I'll put this together bit by bit as I switch back and forth from the site, so forgive any disjointedness...
1) Nice colour scheme (I like that blue generally, and it fits with the company type)
2) There are at least four different 'types' of rollover behaviour on the site: on the first page - the left side links, the drop down menu, and the right hand side; on the subpages, the "home" rollover.
It makes it seem a little bitty and disjointed for my liking.
With the menu divided between left, top, and right, it wasn't clear to me how the menus were related
3) The left menu (large document, etc) - I'd personally make it so that pointing to the round bullets also acts as the link, and triggers the image swap. Just a personal thing, but it didn't feel right that the screw-heads(?) didn't "do" anything...
4) The top drop down menu - odd things seem to happen with resizing the page: menu being truncated, not disappearing properly, not being in the right place, that kind of thing (IE 5.5, windows). Also it isn't clear which items are direct links, and which items trigger submenus, particularly when the submenus don't always disappear when they should - you'll need to check the consistency of the layer appear/disappear behaviours there.

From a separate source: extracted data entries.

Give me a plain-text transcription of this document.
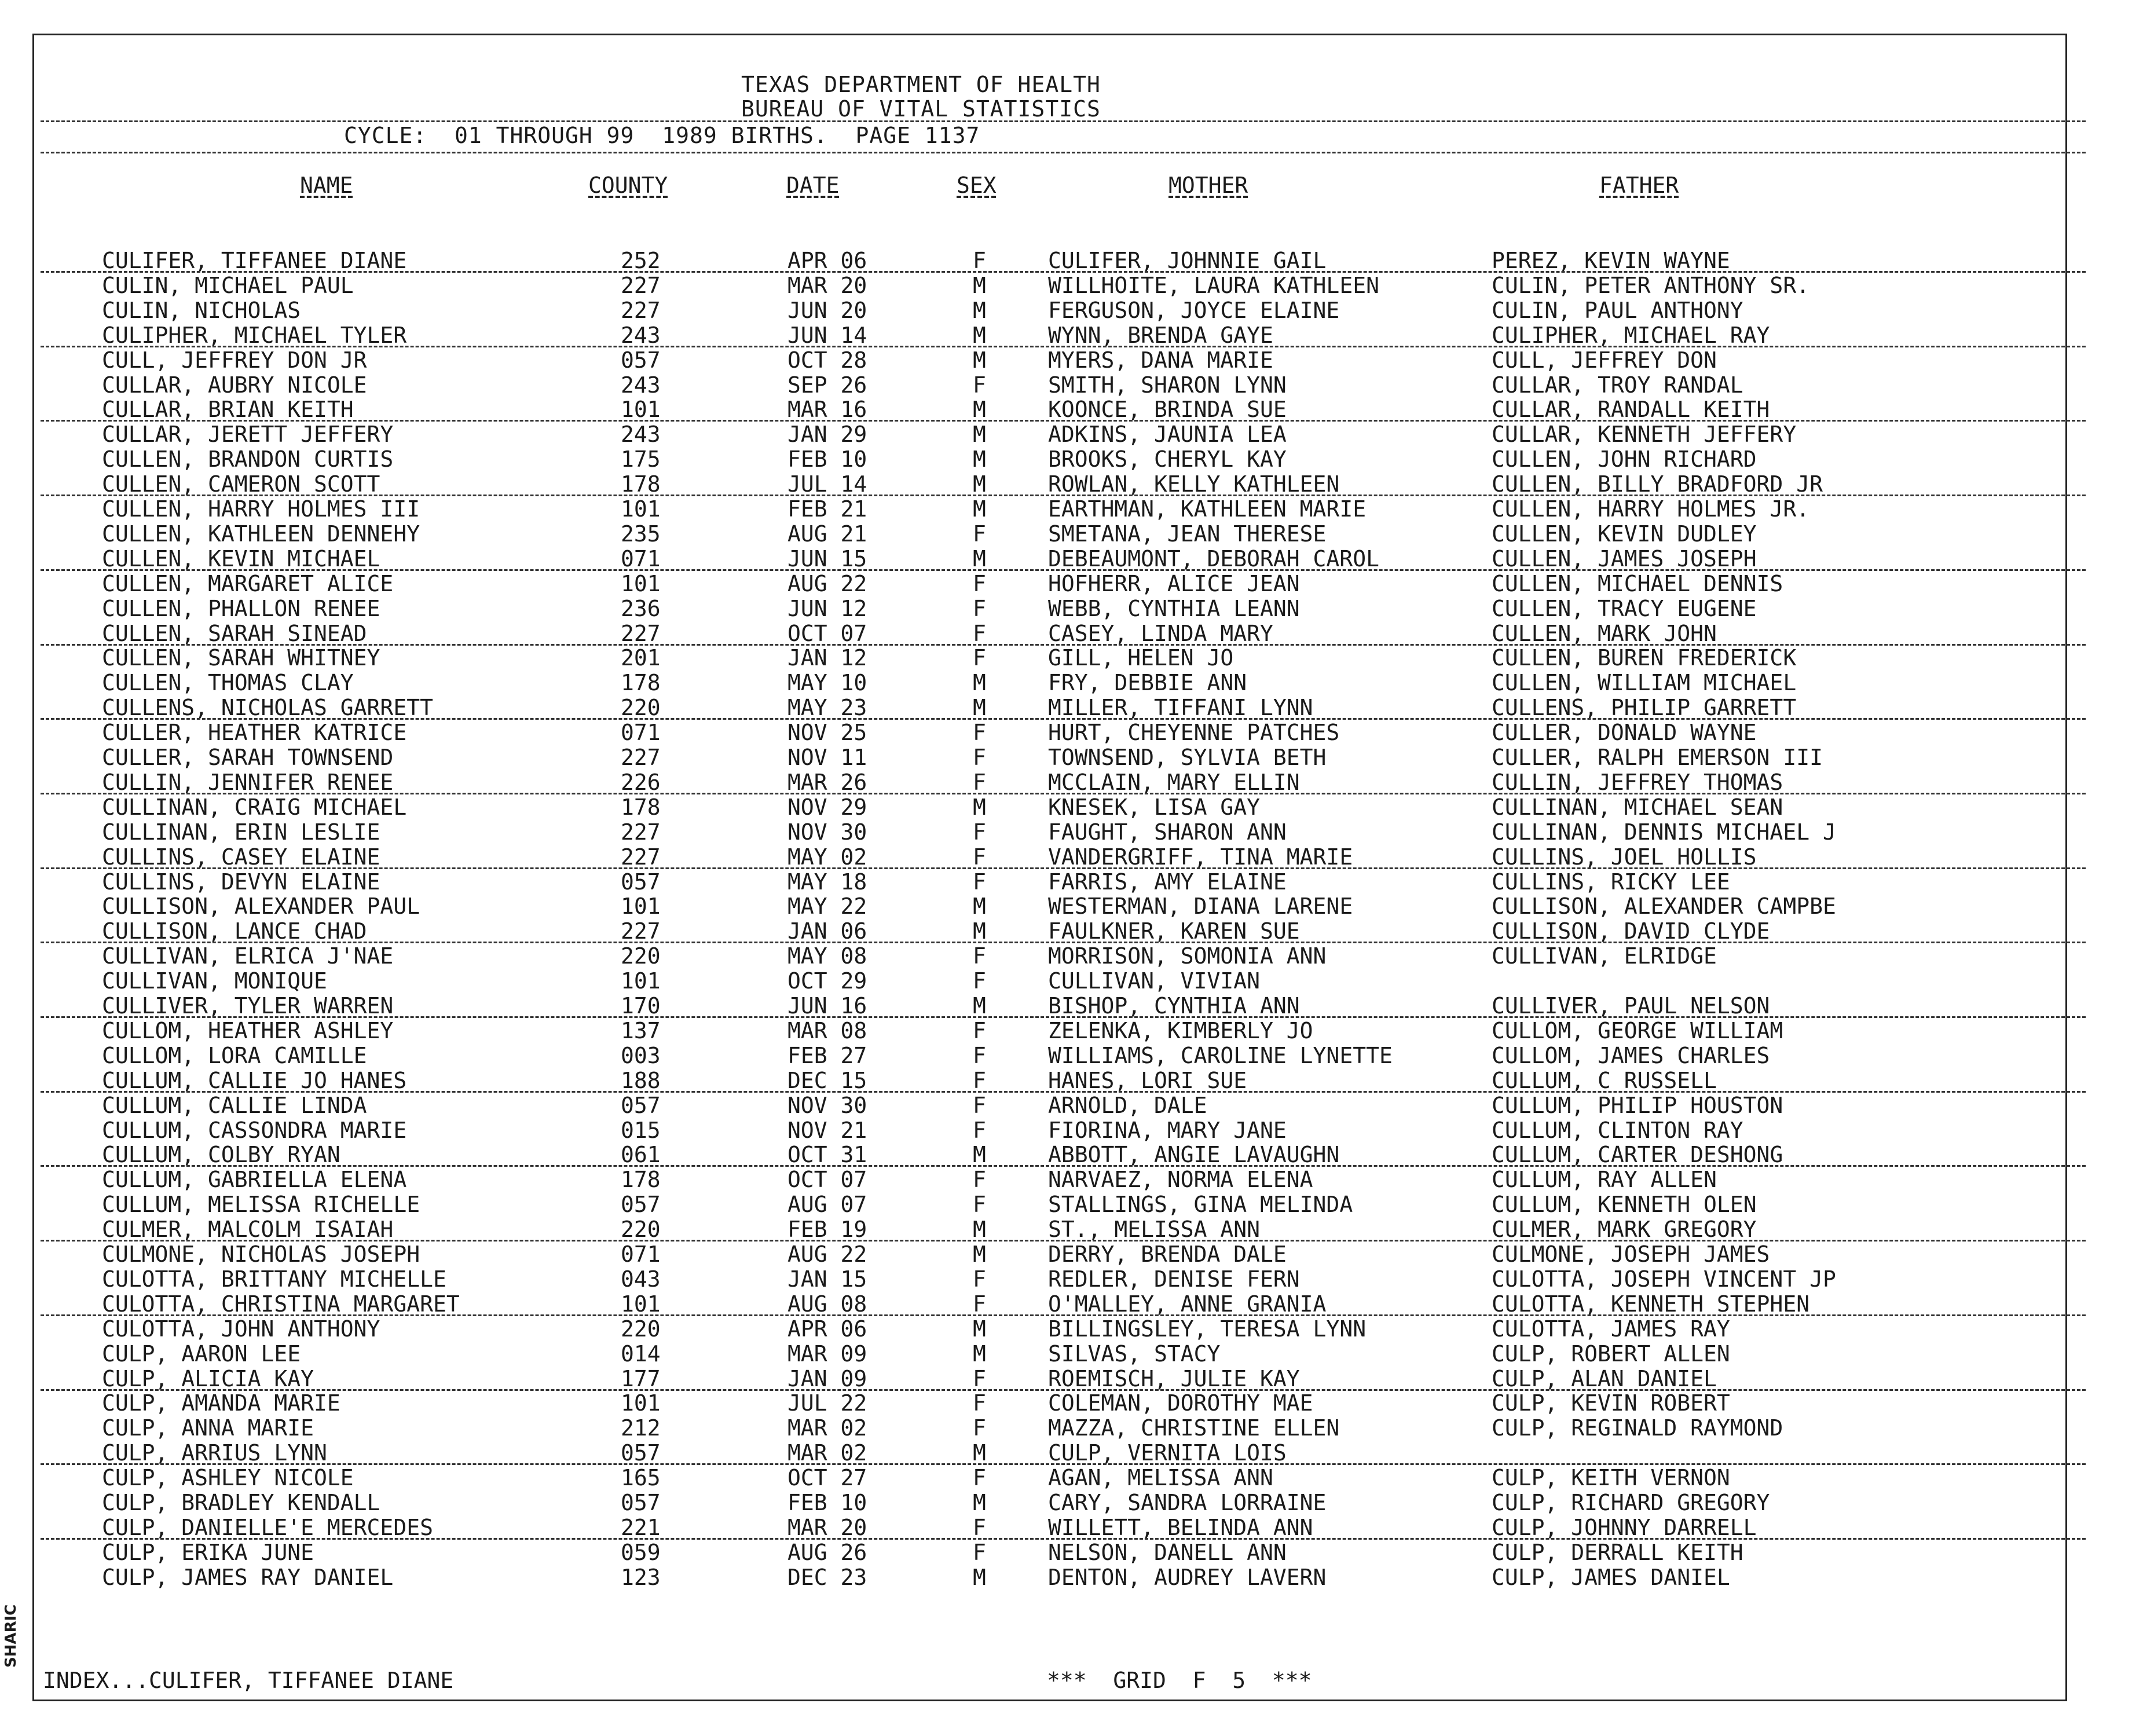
SHARIC
TEXAS DEPARTMENT OF HEALTH
BUREAU OF VITAL STATISTICS
CYCLE:  01 THROUGH 99  1989 BIRTHS.  PAGE 1137
NAME	COUNTY	DATE	SEX	MOTHER	FATHER
CULIFER, TIFFANEE DIANE	252	APR 06	F	CULIFER, JOHNNIE GAIL	PEREZ, KEVIN WAYNE
CULIN, MICHAEL PAUL	227	MAR 20	M	WILLHOITE, LAURA KATHLEEN	CULIN, PETER ANTHONY SR.
CULIN, NICHOLAS	227	JUN 20	M	FERGUSON, JOYCE ELAINE	CULIN, PAUL ANTHONY
CULIPHER, MICHAEL TYLER	243	JUN 14	M	WYNN, BRENDA GAYE	CULIPHER, MICHAEL RAY
CULL, JEFFREY DON JR	057	OCT 28	M	MYERS, DANA MARIE	CULL, JEFFREY DON
CULLAR, AUBRY NICOLE	243	SEP 26	F	SMITH, SHARON LYNN	CULLAR, TROY RANDAL
CULLAR, BRIAN KEITH	101	MAR 16	M	KOONCE, BRINDA SUE	CULLAR, RANDALL KEITH
CULLAR, JERETT JEFFERY	243	JAN 29	M	ADKINS, JAUNIA LEA	CULLAR, KENNETH JEFFERY
CULLEN, BRANDON CURTIS	175	FEB 10	M	BROOKS, CHERYL KAY	CULLEN, JOHN RICHARD
CULLEN, CAMERON SCOTT	178	JUL 14	M	ROWLAN, KELLY KATHLEEN	CULLEN, BILLY BRADFORD JR
CULLEN, HARRY HOLMES III	101	FEB 21	M	EARTHMAN, KATHLEEN MARIE	CULLEN, HARRY HOLMES JR.
CULLEN, KATHLEEN DENNEHY	235	AUG 21	F	SMETANA, JEAN THERESE	CULLEN, KEVIN DUDLEY
CULLEN, KEVIN MICHAEL	071	JUN 15	M	DEBEAUMONT, DEBORAH CAROL	CULLEN, JAMES JOSEPH
CULLEN, MARGARET ALICE	101	AUG 22	F	HOFHERR, ALICE JEAN	CULLEN, MICHAEL DENNIS
CULLEN, PHALLON RENEE	236	JUN 12	F	WEBB, CYNTHIA LEANN	CULLEN, TRACY EUGENE
CULLEN, SARAH SINEAD	227	OCT 07	F	CASEY, LINDA MARY	CULLEN, MARK JOHN
CULLEN, SARAH WHITNEY	201	JAN 12	F	GILL, HELEN JO	CULLEN, BUREN FREDERICK
CULLEN, THOMAS CLAY	178	MAY 10	M	FRY, DEBBIE ANN	CULLEN, WILLIAM MICHAEL
CULLENS, NICHOLAS GARRETT	220	MAY 23	M	MILLER, TIFFANI LYNN	CULLENS, PHILIP GARRETT
CULLER, HEATHER KATRICE	071	NOV 25	F	HURT, CHEYENNE PATCHES	CULLER, DONALD WAYNE
CULLER, SARAH TOWNSEND	227	NOV 11	F	TOWNSEND, SYLVIA BETH	CULLER, RALPH EMERSON III
CULLIN, JENNIFER RENEE	226	MAR 26	F	MCCLAIN, MARY ELLIN	CULLIN, JEFFREY THOMAS
CULLINAN, CRAIG MICHAEL	178	NOV 29	M	KNESEK, LISA GAY	CULLINAN, MICHAEL SEAN
CULLINAN, ERIN LESLIE	227	NOV 30	F	FAUGHT, SHARON ANN	CULLINAN, DENNIS MICHAEL J
CULLINS, CASEY ELAINE	227	MAY 02	F	VANDERGRIFF, TINA MARIE	CULLINS, JOEL HOLLIS
CULLINS, DEVYN ELAINE	057	MAY 18	F	FARRIS, AMY ELAINE	CULLINS, RICKY LEE
CULLISON, ALEXANDER PAUL	101	MAY 22	M	WESTERMAN, DIANA LARENE	CULLISON, ALEXANDER CAMPBE
CULLISON, LANCE CHAD	227	JAN 06	M	FAULKNER, KAREN SUE	CULLISON, DAVID CLYDE
CULLIVAN, ELRICA J'NAE	220	MAY 08	F	MORRISON, SOMONIA ANN	CULLIVAN, ELRIDGE
CULLIVAN, MONIQUE	101	OCT 29	F	CULLIVAN, VIVIAN
CULLIVER, TYLER WARREN	170	JUN 16	M	BISHOP, CYNTHIA ANN	CULLIVER, PAUL NELSON
CULLOM, HEATHER ASHLEY	137	MAR 08	F	ZELENKA, KIMBERLY JO	CULLOM, GEORGE WILLIAM
CULLOM, LORA CAMILLE	003	FEB 27	F	WILLIAMS, CAROLINE LYNETTE	CULLOM, JAMES CHARLES
CULLUM, CALLIE JO HANES	188	DEC 15	F	HANES, LORI SUE	CULLUM, C RUSSELL
CULLUM, CALLIE LINDA	057	NOV 30	F	ARNOLD, DALE	CULLUM, PHILIP HOUSTON
CULLUM, CASSONDRA MARIE	015	NOV 21	F	FIORINA, MARY JANE	CULLUM, CLINTON RAY
CULLUM, COLBY RYAN	061	OCT 31	M	ABBOTT, ANGIE LAVAUGHN	CULLUM, CARTER DESHONG
CULLUM, GABRIELLA ELENA	178	OCT 07	F	NARVAEZ, NORMA ELENA	CULLUM, RAY ALLEN
CULLUM, MELISSA RICHELLE	057	AUG 07	F	STALLINGS, GINA MELINDA	CULLUM, KENNETH OLEN
CULMER, MALCOLM ISAIAH	220	FEB 19	M	ST., MELISSA ANN	CULMER, MARK GREGORY
CULMONE, NICHOLAS JOSEPH	071	AUG 22	M	DERRY, BRENDA DALE	CULMONE, JOSEPH JAMES
CULOTTA, BRITTANY MICHELLE	043	JAN 15	F	REDLER, DENISE FERN	CULOTTA, JOSEPH VINCENT JP
CULOTTA, CHRISTINA MARGARET	101	AUG 08	F	O'MALLEY, ANNE GRANIA	CULOTTA, KENNETH STEPHEN
CULOTTA, JOHN ANTHONY	220	APR 06	M	BILLINGSLEY, TERESA LYNN	CULOTTA, JAMES RAY
CULP, AARON LEE	014	MAR 09	M	SILVAS, STACY	CULP, ROBERT ALLEN
CULP, ALICIA KAY	177	JAN 09	F	ROEMISCH, JULIE KAY	CULP, ALAN DANIEL
CULP, AMANDA MARIE	101	JUL 22	F	COLEMAN, DOROTHY MAE	CULP, KEVIN ROBERT
CULP, ANNA MARIE	212	MAR 02	F	MAZZA, CHRISTINE ELLEN	CULP, REGINALD RAYMOND
CULP, ARRIUS LYNN	057	MAR 02	M	CULP, VERNITA LOIS
CULP, ASHLEY NICOLE	165	OCT 27	F	AGAN, MELISSA ANN	CULP, KEITH VERNON
CULP, BRADLEY KENDALL	057	FEB 10	M	CARY, SANDRA LORRAINE	CULP, RICHARD GREGORY
CULP, DANIELLE'E MERCEDES	221	MAR 20	F	WILLETT, BELINDA ANN	CULP, JOHNNY DARRELL
CULP, ERIKA JUNE	059	AUG 26	F	NELSON, DANELL ANN	CULP, DERRALL KEITH
CULP, JAMES RAY DANIEL	123	DEC 23	M	DENTON, AUDREY LAVERN	CULP, JAMES DANIEL
INDEX...CULIFER, TIFFANEE DIANE	***  GRID  F  5  ***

5) The right menu: first item (levels/lasers) seems very squashed in that box, as well as having a strong black border which none of the others have. Also when the image swap occurs, the segments slide sideways - and become rectangular, rather than looking like the same shapes moved across. Is it supposed to give the appearance of a sliding block, or am I just misinterpreting the model there?..
6) I expected the three items at the bottom - quality, service, experience - to be clickable...
7) On some subpages the left menu (large document copying, etc, etc) disappears, on some it is retained.
All in all, not too bad, but comes across as very inconsistent. I'd strongly recommend picking one of the navigation systems and sticking with it for all the navigation, or make the navigation systems less dramatically different to each other.